On November 15, Lim will present her latest cookbook, Let’s Eat!, to an Oamaru audience at the Loan and Merc. From 7pm to 8.30pm, she will give a cooking demonstration, share tips and tricks, offer tastings, and take part in a question-and-answer session.
“It’s a nice, relaxed night out. Wear your jeans and a T-shirt and come along.”
Her book will be for sale.
Let’s Eat! represents a “bit of a change”, reflecting how Lim’s life has changed since she and husband Carlos had their son, Bodhi. Both will accompany her on the Oamaru and Central Otago leg of the book tour.
“It’s quite nice to include them.”
The new book contains more than 100 recipes Lim likes to cook for family and friends.
“They’re very family-friendly recipes,” she said.
“You’re guaranteed plenty of happy cooking and eating with the likes of pumpkin pie pancakes, my Malaysian chicken rendang and satay, comforting meatball and chicken bakes, jelly-tipped ice creams, bountiful bars, Black Forest Eton mess and a whole section of delicious colourful salads and healthy baking.
“There’s no fancy, hard-to-find ingredients or tricky techniques, just recipes that will make you feel proud as punch when you bring it to the table.”

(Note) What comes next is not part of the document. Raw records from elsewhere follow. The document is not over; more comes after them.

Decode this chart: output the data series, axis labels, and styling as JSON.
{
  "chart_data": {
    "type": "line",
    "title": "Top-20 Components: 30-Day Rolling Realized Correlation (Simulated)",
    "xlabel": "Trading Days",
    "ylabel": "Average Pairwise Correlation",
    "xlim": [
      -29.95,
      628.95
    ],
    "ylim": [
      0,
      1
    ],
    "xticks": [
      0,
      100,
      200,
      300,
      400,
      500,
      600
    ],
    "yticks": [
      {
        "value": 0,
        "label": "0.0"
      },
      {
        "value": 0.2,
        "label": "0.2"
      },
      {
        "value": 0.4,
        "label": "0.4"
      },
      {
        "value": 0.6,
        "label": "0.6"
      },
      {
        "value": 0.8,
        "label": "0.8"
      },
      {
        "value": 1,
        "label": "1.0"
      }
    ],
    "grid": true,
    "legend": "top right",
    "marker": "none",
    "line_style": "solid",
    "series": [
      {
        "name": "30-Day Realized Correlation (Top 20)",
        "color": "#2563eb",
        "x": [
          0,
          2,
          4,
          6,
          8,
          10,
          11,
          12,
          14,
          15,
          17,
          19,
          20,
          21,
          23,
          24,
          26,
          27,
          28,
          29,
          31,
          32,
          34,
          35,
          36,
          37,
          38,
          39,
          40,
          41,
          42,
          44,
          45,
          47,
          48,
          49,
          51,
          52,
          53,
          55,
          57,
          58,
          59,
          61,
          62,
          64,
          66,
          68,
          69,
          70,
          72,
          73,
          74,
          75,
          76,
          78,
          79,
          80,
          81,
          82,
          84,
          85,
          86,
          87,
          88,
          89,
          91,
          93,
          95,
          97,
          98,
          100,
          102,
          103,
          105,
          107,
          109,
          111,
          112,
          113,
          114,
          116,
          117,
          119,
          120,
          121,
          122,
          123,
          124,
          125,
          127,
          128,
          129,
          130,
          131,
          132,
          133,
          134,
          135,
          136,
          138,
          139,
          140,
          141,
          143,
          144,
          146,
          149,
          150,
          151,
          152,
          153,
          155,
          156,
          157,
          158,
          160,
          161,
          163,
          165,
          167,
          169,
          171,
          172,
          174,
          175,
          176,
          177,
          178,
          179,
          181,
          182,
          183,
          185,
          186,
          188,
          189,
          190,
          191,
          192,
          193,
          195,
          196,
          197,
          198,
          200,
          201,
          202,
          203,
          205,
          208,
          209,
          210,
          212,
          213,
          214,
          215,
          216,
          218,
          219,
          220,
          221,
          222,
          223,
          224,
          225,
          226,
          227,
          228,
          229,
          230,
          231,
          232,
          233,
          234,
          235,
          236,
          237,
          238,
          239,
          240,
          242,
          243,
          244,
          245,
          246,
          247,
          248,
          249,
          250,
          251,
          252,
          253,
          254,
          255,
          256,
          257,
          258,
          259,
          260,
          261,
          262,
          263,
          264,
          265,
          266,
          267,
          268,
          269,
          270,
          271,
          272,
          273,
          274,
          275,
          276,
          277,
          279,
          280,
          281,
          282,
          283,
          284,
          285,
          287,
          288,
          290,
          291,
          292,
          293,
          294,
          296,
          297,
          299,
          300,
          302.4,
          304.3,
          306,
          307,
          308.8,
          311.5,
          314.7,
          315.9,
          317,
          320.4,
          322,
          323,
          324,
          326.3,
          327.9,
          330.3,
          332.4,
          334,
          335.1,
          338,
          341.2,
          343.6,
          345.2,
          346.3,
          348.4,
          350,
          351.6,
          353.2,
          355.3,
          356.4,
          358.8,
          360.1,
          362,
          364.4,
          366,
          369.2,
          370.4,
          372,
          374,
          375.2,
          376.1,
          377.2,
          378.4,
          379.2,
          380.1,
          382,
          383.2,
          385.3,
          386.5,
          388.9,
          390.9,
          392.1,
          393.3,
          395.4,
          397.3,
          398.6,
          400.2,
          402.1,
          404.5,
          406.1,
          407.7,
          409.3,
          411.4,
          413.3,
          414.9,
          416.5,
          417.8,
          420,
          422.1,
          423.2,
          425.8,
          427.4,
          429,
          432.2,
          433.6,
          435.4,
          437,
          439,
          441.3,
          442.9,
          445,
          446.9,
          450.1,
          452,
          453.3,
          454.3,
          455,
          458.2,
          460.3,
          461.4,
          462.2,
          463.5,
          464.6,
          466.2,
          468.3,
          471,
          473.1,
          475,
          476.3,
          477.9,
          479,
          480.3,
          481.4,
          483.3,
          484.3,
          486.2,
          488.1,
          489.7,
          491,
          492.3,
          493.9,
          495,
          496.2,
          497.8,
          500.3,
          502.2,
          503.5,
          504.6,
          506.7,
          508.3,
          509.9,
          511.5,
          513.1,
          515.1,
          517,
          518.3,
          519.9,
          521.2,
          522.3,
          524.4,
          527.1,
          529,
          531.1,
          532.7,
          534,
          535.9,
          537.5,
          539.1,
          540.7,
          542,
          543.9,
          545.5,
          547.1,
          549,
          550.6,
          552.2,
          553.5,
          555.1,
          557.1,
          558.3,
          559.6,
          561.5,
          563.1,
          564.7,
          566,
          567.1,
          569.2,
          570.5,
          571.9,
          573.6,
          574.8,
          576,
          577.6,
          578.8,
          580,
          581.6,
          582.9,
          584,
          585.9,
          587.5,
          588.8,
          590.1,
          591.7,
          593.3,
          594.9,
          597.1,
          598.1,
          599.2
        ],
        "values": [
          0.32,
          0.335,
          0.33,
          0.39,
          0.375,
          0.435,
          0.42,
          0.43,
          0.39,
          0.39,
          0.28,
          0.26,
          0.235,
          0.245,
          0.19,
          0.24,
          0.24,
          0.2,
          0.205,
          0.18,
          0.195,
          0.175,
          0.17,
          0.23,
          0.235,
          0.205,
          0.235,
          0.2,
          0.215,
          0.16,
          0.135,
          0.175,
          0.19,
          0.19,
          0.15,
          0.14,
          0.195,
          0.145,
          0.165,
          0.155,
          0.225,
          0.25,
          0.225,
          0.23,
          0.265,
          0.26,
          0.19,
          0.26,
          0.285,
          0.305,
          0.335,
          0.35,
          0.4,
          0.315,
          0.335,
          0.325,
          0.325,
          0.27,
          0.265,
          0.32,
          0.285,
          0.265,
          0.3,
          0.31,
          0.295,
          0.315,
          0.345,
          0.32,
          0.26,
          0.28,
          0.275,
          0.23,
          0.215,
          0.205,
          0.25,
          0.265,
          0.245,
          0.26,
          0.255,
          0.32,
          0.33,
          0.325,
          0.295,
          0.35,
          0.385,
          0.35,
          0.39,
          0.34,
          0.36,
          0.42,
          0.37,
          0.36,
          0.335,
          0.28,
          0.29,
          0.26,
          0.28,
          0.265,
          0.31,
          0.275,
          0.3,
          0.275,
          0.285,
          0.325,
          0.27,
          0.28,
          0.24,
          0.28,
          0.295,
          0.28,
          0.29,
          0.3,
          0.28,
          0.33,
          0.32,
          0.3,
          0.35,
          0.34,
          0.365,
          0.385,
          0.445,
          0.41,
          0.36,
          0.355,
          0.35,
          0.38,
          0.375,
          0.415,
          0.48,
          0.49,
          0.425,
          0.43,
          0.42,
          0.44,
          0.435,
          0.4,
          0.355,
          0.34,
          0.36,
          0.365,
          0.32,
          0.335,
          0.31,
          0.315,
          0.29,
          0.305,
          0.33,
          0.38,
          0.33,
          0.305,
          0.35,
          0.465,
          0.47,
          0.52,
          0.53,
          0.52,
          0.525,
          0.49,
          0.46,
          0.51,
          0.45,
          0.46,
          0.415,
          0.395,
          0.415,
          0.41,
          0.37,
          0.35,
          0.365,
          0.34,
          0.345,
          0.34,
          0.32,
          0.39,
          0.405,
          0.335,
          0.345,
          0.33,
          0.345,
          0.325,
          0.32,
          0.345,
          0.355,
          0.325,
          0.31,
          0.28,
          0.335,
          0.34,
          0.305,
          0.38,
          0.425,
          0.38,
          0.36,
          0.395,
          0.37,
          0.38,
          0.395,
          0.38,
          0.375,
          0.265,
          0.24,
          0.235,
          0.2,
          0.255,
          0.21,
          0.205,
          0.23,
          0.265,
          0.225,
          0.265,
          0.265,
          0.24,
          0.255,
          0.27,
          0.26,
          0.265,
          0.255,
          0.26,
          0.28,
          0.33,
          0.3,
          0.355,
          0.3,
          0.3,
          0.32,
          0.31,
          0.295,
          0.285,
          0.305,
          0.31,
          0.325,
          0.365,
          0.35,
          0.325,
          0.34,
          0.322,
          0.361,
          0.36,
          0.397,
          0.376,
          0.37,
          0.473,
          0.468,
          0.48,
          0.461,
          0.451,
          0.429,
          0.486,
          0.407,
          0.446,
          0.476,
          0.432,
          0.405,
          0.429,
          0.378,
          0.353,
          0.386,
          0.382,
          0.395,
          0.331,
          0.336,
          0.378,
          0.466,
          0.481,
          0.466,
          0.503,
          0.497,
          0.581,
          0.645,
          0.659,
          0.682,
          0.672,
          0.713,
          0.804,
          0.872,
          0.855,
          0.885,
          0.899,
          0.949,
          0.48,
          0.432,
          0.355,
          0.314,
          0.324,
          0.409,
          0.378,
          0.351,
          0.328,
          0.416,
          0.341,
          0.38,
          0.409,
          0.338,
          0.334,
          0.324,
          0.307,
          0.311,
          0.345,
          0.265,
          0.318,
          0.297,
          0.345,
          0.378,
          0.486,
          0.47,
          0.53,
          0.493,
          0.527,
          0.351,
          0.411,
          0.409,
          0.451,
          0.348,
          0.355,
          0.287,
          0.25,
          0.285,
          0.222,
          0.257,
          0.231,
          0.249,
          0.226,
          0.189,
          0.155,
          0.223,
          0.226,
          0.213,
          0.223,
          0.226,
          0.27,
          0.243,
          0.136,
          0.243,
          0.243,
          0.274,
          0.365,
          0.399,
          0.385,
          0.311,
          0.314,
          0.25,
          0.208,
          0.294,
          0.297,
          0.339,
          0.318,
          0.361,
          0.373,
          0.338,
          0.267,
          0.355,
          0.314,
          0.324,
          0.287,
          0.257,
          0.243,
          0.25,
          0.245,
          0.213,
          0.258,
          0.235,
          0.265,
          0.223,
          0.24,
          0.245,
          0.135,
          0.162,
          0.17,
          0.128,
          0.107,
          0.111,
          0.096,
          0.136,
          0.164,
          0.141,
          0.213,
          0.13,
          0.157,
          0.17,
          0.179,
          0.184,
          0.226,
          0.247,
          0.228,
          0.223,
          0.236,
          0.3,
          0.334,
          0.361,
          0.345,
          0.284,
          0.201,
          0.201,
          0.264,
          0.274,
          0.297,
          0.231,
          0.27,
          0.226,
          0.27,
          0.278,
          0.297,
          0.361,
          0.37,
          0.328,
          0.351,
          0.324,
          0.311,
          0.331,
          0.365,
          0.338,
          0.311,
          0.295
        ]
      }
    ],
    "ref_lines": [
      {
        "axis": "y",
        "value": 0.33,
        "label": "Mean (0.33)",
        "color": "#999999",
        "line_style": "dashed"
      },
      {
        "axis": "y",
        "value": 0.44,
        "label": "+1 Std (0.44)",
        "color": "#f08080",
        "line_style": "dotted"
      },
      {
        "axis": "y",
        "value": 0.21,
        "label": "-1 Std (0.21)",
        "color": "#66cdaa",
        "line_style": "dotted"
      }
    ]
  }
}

All recipes have nutrition analyses and lots of gluten- and dairy-free options.
Lim said her household eats “pretty well”, receiving My Food Bag every week.

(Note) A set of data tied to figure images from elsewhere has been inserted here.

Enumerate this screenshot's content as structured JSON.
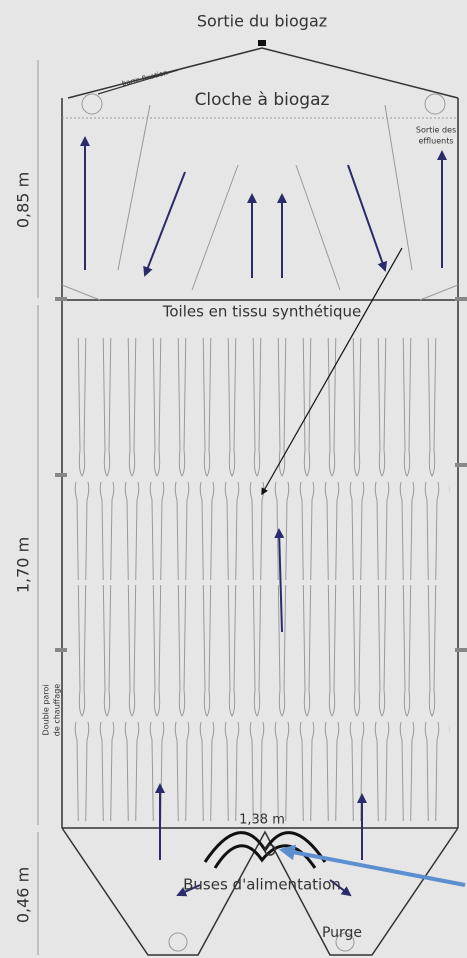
{
  "labels": {
    "gas_outlet": "Sortie du biogaz",
    "fixing_bar": "barre fixation",
    "gas_bell": "Cloche à biogaz",
    "effluent_outlet_1": "Sortie des",
    "effluent_outlet_2": "effluents",
    "height_top": "0,85 m",
    "fabric": "Toiles en tissu synthétique",
    "height_middle": "1,70 m",
    "double_wall_1": "Double paroi",
    "double_wall_2": "de chauffage",
    "width_bottom": "1,38 m",
    "nozzles": "Buses d'alimentation",
    "purge": "Purge",
    "height_bottom": "0,46 m"
  }
}
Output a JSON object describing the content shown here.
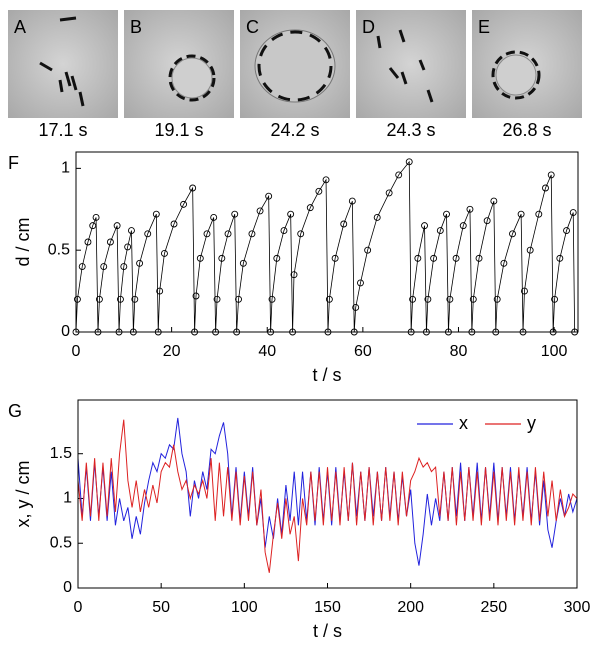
{
  "images": [
    {
      "label": "A",
      "caption": "17.1 s"
    },
    {
      "label": "B",
      "caption": "19.1 s"
    },
    {
      "label": "C",
      "caption": "24.2 s"
    },
    {
      "label": "D",
      "caption": "24.3 s"
    },
    {
      "label": "E",
      "caption": "26.8 s"
    }
  ],
  "chart_data": [
    {
      "type": "line",
      "label": "F",
      "marker": "o",
      "color": "#000000",
      "xlabel": "t / s",
      "ylabel": "d / cm",
      "xlim": [
        0,
        105
      ],
      "ylim": [
        0,
        1.1
      ],
      "xticks": [
        0,
        20,
        40,
        60,
        80,
        100
      ],
      "yticks": [
        0,
        0.5,
        1
      ],
      "x": [
        0,
        0.3,
        1.3,
        2.5,
        3.5,
        4.2,
        4.6,
        4.9,
        5.8,
        7.2,
        8.6,
        9,
        9.3,
        10,
        10.8,
        11.6,
        12,
        12.3,
        13.3,
        15,
        16.8,
        17.2,
        17.5,
        18.5,
        20.5,
        22.5,
        24.4,
        24.8,
        25.1,
        26,
        27.4,
        28.8,
        29.2,
        29.5,
        30.5,
        31.8,
        33.2,
        33.6,
        34,
        35,
        36.8,
        38.5,
        40.3,
        40.7,
        41,
        42,
        43.5,
        44.9,
        45.3,
        45.6,
        47,
        49,
        50.8,
        52.3,
        52.7,
        53,
        54.2,
        56,
        57.8,
        58.2,
        58.5,
        59.5,
        61,
        63,
        65.5,
        67.5,
        69.7,
        70.1,
        70.4,
        71.5,
        72.9,
        73.3,
        73.6,
        74.8,
        76.2,
        77.5,
        77.9,
        78.2,
        79.5,
        81,
        82.4,
        82.8,
        83.1,
        84.3,
        86,
        87.4,
        87.8,
        88.1,
        89.5,
        91.3,
        93.1,
        93.5,
        93.8,
        95,
        96.8,
        98.2,
        99.4,
        99.8,
        100.1,
        101.2,
        102.6,
        104,
        104.3
      ],
      "series": [
        {
          "color": "#000000",
          "values": [
            0,
            0.2,
            0.4,
            0.55,
            0.65,
            0.7,
            0,
            0.2,
            0.4,
            0.55,
            0.65,
            0,
            0.2,
            0.4,
            0.52,
            0.62,
            0,
            0.2,
            0.42,
            0.6,
            0.72,
            0,
            0.25,
            0.48,
            0.66,
            0.78,
            0.88,
            0,
            0.22,
            0.45,
            0.6,
            0.7,
            0,
            0.2,
            0.45,
            0.6,
            0.72,
            0,
            0.2,
            0.42,
            0.6,
            0.74,
            0.83,
            0,
            0.2,
            0.45,
            0.62,
            0.72,
            0,
            0.35,
            0.6,
            0.76,
            0.86,
            0.93,
            0,
            0.2,
            0.45,
            0.66,
            0.8,
            0,
            0.15,
            0.3,
            0.5,
            0.7,
            0.85,
            0.96,
            1.04,
            0,
            0.2,
            0.45,
            0.65,
            0,
            0.2,
            0.45,
            0.62,
            0.72,
            0,
            0.2,
            0.45,
            0.65,
            0.75,
            0,
            0.2,
            0.45,
            0.68,
            0.8,
            0,
            0.2,
            0.42,
            0.6,
            0.72,
            0,
            0.25,
            0.5,
            0.72,
            0.88,
            0.96,
            0,
            0.2,
            0.45,
            0.62,
            0.73,
            0
          ]
        }
      ]
    },
    {
      "type": "line",
      "label": "G",
      "xlabel": "t / s",
      "ylabel": "x, y / cm",
      "legend": "upper right",
      "xlim": [
        0,
        300
      ],
      "ylim": [
        0,
        2.1
      ],
      "xticks": [
        0,
        50,
        100,
        150,
        200,
        250,
        300
      ],
      "yticks": [
        0,
        0.5,
        1,
        1.5
      ],
      "x": [
        0,
        2.5,
        5,
        7.5,
        10,
        12.5,
        15,
        17.5,
        20,
        22.5,
        25,
        27.5,
        30,
        32.5,
        35,
        37.5,
        40,
        42.5,
        45,
        47.5,
        50,
        52.5,
        55,
        57.5,
        60,
        62.5,
        65,
        67.5,
        70,
        72.5,
        75,
        77.5,
        80,
        82.5,
        85,
        87.5,
        90,
        92.5,
        95,
        97.5,
        100,
        102.5,
        105,
        107.5,
        110,
        112.5,
        115,
        117.5,
        120,
        122.5,
        125,
        127.5,
        130,
        132.5,
        135,
        137.5,
        140,
        142.5,
        145,
        147.5,
        150,
        152.5,
        155,
        157.5,
        160,
        162.5,
        165,
        167.5,
        170,
        172.5,
        175,
        177.5,
        180,
        182.5,
        185,
        187.5,
        190,
        192.5,
        195,
        197.5,
        200,
        202.5,
        205,
        207.5,
        210,
        212.5,
        215,
        217.5,
        220,
        222.5,
        225,
        227.5,
        230,
        232.5,
        235,
        237.5,
        240,
        242.5,
        245,
        247.5,
        250,
        252.5,
        255,
        257.5,
        260,
        262.5,
        265,
        267.5,
        270,
        272.5,
        275,
        277.5,
        280,
        282.5,
        285,
        287.5,
        290,
        292.5,
        295,
        297.5,
        300
      ],
      "series": [
        {
          "name": "x",
          "color": "#2222dd",
          "values": [
            1.45,
            0.8,
            1.35,
            0.75,
            1.4,
            0.8,
            1.35,
            0.75,
            1.3,
            0.7,
            1.0,
            0.75,
            0.9,
            0.55,
            0.8,
            0.6,
            0.95,
            1.2,
            1.4,
            1.3,
            1.5,
            1.45,
            1.6,
            1.55,
            1.9,
            1.5,
            1.3,
            0.8,
            1.2,
            1.0,
            1.3,
            1.1,
            1.55,
            1.5,
            1.7,
            1.85,
            1.5,
            0.8,
            1.35,
            0.75,
            1.3,
            0.8,
            1.35,
            0.7,
            1.0,
            0.45,
            0.8,
            0.55,
            1.0,
            0.6,
            1.15,
            0.75,
            1.3,
            0.7,
            1.3,
            0.75,
            1.3,
            0.7,
            1.35,
            0.75,
            1.3,
            0.7,
            1.35,
            0.75,
            1.3,
            0.75,
            1.4,
            0.8,
            1.3,
            0.75,
            1.35,
            0.8,
            1.3,
            0.75,
            1.35,
            0.8,
            1.3,
            0.75,
            1.25,
            0.8,
            1.1,
            0.5,
            0.25,
            0.6,
            1.05,
            0.7,
            1.0,
            0.75,
            1.3,
            0.75,
            1.35,
            0.8,
            1.4,
            0.75,
            1.35,
            0.8,
            1.4,
            0.75,
            1.35,
            0.8,
            1.4,
            0.75,
            1.35,
            0.8,
            1.35,
            0.75,
            1.3,
            0.8,
            1.35,
            0.75,
            1.3,
            0.7,
            1.2,
            0.65,
            0.45,
            0.75,
            1.0,
            0.8,
            1.05,
            0.85,
            1.0
          ]
        },
        {
          "name": "y",
          "color": "#dd2222",
          "values": [
            1.2,
            0.75,
            1.4,
            0.8,
            1.45,
            0.75,
            1.4,
            0.8,
            1.45,
            0.85,
            1.5,
            1.88,
            1.2,
            0.9,
            1.2,
            0.85,
            1.1,
            0.9,
            1.15,
            0.95,
            1.3,
            1.4,
            1.35,
            1.6,
            1.3,
            1.1,
            1.2,
            1.0,
            1.15,
            1.05,
            1.2,
            1.0,
            1.45,
            0.75,
            1.4,
            0.8,
            1.35,
            0.75,
            1.3,
            0.7,
            1.25,
            0.75,
            1.3,
            0.7,
            1.1,
            0.4,
            0.17,
            0.6,
            0.95,
            0.55,
            1.0,
            0.6,
            0.8,
            0.3,
            1.0,
            0.7,
            1.3,
            0.75,
            1.3,
            0.7,
            1.35,
            0.75,
            1.3,
            0.7,
            1.35,
            0.75,
            1.4,
            0.7,
            1.3,
            0.75,
            1.35,
            0.7,
            1.3,
            0.75,
            1.35,
            0.75,
            1.3,
            0.7,
            1.3,
            0.8,
            1.2,
            1.3,
            1.45,
            1.35,
            1.4,
            1.3,
            1.35,
            0.8,
            1.3,
            0.75,
            1.35,
            0.7,
            1.3,
            0.75,
            1.35,
            0.75,
            1.3,
            0.7,
            1.35,
            0.75,
            1.3,
            0.7,
            1.35,
            0.75,
            1.3,
            0.7,
            1.35,
            0.75,
            1.3,
            0.7,
            1.35,
            0.75,
            1.3,
            0.8,
            1.2,
            0.75,
            1.1,
            0.8,
            0.9,
            1.05,
            1.0
          ]
        }
      ]
    }
  ]
}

“You need good energy to get you through the day.
“It’s really true that you are what you eat. It’s what you eat most of the time. For 90% of the time, eat well.
“For the other 10%, feel free to do whatever the hell you want.”
Hence the inclusion in the book of sweet treats. Lim said it would be too restrictive and boring to be disciplined about eating all the time.
Her own tastes have been influenced by her ethnic mix – her father is Malaysian Chinese and her mother is from Whanganui. Her family lived in Kuala Lumpur for six years, from when she was aged 6.
“It opened up my culinary eyes.”
Whereas Kiwi food was somewhat bland back then, that was certainly no longer the case.
“Now, New Zealand food is amazing. It’s right up there on the world stage.”
Having spent some time in two of the world’s most renowned food cities, New York and Melbourne, Lim said they did not outshine New Zealand.